Читать книгу Hinfallen ist keine Schande, nur Liegenbleiben - Muriel Baumeister - Страница 12

So gut wie möglich

Оглавление

Ich glaube nicht, dass es irgendeine Mutter gibt, die alles richtig macht. Wie soll das gehen? Mütter sind auch nur Menschen und haben Sorgen, mal einen schlechten Tag oder eigene Ängste. Der Pädagoge Pestalozzi hat das ganz gut auf den Punkt gebracht: »Eltern müssen nicht perfekt sein, nur gut genug!«

Als Mutter bin ich sehr warm und aufmerksam. Ich gehe selbstverständlich mit Kindern um und nehme sie ernst. Ihre Bedürfnisse sind ebenso wichtig wie meine. Sie haben deshalb altersgerecht ein Mitspracherecht, bei allem, was sie oder unsere Familie angeht. Ich entscheide nicht über ihren Kopf hinweg. Ich bin fürsorglich, aber keine Helikoptermutter. Ich muss nicht drei volle Mahlzeiten und eine Bilderbuchbibliothek mit auf den Spielplatz schleppen. Wenn ich mal Sagrotantücher dabei habe, ist das schon viel. Ich lasse meinen Kindern Freiraum zum Ausprobieren und dafür, eigene Fehler zu machen. Sie sollen ja selbstbewusste Individuen werden. Aber wenn sie fallen, bin ich da!

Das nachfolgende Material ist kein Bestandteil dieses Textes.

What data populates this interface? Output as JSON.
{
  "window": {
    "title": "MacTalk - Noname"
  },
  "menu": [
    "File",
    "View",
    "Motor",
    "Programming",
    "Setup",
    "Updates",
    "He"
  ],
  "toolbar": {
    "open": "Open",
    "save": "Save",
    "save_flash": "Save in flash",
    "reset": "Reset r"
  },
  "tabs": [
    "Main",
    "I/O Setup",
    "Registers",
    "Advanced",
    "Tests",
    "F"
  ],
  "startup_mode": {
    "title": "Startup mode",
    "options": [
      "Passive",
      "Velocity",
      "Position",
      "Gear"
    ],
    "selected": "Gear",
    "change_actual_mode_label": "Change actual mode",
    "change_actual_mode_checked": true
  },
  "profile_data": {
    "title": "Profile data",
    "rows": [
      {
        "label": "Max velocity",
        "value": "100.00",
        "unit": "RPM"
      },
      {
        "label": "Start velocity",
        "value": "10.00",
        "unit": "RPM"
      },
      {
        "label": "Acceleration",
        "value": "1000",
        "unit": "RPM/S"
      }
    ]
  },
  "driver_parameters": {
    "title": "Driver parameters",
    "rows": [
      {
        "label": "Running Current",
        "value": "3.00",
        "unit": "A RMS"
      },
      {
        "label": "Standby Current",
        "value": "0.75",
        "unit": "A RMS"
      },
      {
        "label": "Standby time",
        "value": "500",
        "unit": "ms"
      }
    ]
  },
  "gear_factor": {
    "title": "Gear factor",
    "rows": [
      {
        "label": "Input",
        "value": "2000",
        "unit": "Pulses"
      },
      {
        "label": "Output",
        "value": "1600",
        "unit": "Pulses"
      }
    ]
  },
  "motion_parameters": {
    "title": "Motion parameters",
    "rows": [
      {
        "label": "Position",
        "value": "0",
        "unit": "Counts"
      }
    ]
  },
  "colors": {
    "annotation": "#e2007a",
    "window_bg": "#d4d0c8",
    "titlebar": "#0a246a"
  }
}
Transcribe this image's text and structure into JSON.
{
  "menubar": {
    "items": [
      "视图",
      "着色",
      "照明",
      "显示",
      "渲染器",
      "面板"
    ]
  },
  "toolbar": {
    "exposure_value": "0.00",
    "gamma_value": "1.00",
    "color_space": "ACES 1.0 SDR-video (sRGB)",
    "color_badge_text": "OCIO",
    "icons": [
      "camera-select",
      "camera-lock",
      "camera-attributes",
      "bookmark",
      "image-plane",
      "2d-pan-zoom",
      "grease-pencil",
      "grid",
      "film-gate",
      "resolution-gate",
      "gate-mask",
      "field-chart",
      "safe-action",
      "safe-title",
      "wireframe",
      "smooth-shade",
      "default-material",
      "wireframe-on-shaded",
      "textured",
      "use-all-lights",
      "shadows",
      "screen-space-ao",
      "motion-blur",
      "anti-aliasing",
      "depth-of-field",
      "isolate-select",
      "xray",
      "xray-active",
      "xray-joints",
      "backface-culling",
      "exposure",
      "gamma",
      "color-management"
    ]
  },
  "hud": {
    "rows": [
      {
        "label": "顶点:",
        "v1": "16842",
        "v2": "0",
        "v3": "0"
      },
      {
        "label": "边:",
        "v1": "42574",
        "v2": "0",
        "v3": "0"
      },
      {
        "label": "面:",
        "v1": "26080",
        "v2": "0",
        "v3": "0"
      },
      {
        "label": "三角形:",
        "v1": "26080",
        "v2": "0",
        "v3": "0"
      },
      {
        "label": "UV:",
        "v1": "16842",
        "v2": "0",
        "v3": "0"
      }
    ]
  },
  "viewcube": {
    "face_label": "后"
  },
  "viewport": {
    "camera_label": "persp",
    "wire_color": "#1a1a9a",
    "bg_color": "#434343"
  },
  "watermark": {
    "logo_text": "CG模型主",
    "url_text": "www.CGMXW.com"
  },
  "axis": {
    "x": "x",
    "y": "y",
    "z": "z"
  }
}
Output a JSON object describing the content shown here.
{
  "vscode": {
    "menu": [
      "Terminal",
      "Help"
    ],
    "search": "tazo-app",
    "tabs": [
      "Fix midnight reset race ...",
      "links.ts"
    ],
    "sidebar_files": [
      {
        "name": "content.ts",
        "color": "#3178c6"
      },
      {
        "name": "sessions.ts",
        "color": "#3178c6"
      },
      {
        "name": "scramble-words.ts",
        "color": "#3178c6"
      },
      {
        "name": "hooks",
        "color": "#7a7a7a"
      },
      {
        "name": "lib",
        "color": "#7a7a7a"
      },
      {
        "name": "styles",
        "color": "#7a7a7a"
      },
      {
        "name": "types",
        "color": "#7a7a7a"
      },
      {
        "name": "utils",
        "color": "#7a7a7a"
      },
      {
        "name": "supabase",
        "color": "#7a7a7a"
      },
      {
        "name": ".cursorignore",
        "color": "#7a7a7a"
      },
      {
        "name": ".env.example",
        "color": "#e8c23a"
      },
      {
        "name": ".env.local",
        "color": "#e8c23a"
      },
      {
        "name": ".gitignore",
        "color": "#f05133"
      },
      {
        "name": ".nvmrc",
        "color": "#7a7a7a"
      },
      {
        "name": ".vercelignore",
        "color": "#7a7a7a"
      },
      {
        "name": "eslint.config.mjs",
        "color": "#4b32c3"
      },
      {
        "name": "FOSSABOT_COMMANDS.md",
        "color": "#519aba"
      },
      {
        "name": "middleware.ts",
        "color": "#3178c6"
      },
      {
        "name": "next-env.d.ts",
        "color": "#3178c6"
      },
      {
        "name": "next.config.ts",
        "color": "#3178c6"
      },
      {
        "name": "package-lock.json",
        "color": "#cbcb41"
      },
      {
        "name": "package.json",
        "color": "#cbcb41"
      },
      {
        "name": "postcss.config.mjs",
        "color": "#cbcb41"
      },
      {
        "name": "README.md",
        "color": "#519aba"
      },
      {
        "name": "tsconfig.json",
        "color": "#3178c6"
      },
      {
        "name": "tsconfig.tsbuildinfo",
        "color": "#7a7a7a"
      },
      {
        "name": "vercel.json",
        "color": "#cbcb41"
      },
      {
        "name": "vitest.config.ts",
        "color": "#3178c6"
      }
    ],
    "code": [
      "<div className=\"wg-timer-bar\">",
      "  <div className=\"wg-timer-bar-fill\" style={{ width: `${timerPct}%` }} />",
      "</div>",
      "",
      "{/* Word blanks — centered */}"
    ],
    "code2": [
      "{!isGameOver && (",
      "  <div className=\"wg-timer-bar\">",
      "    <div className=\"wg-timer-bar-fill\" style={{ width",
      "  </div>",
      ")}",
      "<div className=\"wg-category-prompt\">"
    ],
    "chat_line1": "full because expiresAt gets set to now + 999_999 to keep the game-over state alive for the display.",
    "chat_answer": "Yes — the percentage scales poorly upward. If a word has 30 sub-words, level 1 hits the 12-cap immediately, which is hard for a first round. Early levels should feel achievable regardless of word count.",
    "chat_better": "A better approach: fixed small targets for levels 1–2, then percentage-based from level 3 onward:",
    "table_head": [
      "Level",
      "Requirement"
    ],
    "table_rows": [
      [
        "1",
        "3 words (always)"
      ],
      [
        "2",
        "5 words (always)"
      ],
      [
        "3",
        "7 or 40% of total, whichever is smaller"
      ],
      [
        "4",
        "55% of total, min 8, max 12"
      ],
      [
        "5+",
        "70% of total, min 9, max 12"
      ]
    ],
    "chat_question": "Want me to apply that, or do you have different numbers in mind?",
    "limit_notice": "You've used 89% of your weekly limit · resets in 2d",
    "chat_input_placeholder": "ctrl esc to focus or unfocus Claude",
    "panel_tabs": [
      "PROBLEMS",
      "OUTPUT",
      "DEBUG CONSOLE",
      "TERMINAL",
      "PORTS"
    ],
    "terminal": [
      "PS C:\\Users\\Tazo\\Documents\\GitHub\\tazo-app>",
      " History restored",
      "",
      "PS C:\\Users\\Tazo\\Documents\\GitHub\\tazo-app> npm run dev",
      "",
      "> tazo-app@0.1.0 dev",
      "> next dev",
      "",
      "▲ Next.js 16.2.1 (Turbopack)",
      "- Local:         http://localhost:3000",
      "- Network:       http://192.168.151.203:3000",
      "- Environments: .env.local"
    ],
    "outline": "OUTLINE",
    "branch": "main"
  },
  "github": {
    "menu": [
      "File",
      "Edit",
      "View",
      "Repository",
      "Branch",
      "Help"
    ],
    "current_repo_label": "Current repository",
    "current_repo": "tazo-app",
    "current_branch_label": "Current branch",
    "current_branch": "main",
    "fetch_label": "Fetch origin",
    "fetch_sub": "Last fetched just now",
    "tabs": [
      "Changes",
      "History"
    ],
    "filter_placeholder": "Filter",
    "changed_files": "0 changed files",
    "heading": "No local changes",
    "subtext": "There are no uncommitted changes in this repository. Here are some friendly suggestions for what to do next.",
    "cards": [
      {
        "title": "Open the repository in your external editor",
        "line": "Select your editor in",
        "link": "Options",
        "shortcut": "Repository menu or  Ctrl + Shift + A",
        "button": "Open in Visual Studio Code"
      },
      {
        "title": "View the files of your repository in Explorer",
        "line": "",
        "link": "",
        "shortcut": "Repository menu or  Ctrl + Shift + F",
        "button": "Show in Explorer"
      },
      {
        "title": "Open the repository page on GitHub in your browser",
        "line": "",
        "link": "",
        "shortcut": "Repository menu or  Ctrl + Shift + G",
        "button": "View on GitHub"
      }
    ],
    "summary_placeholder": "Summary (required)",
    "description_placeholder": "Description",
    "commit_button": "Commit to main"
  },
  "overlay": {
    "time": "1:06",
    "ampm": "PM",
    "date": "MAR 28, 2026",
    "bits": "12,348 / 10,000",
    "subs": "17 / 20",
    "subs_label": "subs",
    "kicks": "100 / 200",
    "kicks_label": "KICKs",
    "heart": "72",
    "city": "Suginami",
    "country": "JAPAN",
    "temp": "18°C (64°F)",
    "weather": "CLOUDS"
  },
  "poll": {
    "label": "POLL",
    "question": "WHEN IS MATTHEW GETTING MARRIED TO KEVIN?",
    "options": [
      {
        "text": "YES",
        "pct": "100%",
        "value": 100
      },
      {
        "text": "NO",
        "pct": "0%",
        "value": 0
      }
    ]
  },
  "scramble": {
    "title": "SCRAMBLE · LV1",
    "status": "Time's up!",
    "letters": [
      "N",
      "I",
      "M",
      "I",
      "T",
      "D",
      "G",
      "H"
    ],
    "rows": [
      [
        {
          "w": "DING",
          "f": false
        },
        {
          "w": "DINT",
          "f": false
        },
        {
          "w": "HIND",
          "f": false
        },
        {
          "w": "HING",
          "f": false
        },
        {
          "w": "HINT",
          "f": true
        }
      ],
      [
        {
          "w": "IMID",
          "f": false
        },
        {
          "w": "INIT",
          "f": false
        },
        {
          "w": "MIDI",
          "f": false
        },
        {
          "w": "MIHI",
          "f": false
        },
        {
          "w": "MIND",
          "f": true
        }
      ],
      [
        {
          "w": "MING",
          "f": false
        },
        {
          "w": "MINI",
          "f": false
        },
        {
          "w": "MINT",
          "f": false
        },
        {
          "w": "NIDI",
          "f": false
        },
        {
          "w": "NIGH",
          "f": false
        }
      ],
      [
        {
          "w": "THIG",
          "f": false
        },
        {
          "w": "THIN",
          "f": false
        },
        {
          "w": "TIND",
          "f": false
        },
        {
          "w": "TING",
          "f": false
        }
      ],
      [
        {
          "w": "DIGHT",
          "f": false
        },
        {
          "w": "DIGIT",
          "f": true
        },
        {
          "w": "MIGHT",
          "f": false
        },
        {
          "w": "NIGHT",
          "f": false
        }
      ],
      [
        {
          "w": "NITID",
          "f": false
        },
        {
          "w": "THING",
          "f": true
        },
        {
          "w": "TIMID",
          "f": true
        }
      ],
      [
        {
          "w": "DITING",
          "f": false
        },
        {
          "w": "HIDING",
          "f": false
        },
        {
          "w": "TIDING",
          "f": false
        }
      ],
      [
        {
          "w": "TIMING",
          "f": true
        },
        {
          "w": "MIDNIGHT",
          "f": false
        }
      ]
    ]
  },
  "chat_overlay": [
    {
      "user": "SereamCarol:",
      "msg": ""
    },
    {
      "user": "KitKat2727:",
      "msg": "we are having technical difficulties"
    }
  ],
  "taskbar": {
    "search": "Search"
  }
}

Weil Rainer und ich so jung Eltern wurden, waren wir auf diese glückliche Weise unbedarft. Wir machten uns keinen Stress, sondern vertrauten uns und lernten das Elternsein gemeinsam durch Ausprobieren und Bessermachen. Das war eine liebevolle und warmherzige Zeit. In Hamburg hatte ich viele Freundinnen, die ebenfalls kleine Kinder hatten. Im Sommer saßen wir oft abends zusammen auf der Terrasse und tranken Champagner. Wir stießen leise an, denn drinnen schliefen die Kinder. Es war einfach herrlich, das Beste aus beiden Welten. Wir hatten das Gefühl, das hatten wir uns verdient, und hey – was kostet die Welt?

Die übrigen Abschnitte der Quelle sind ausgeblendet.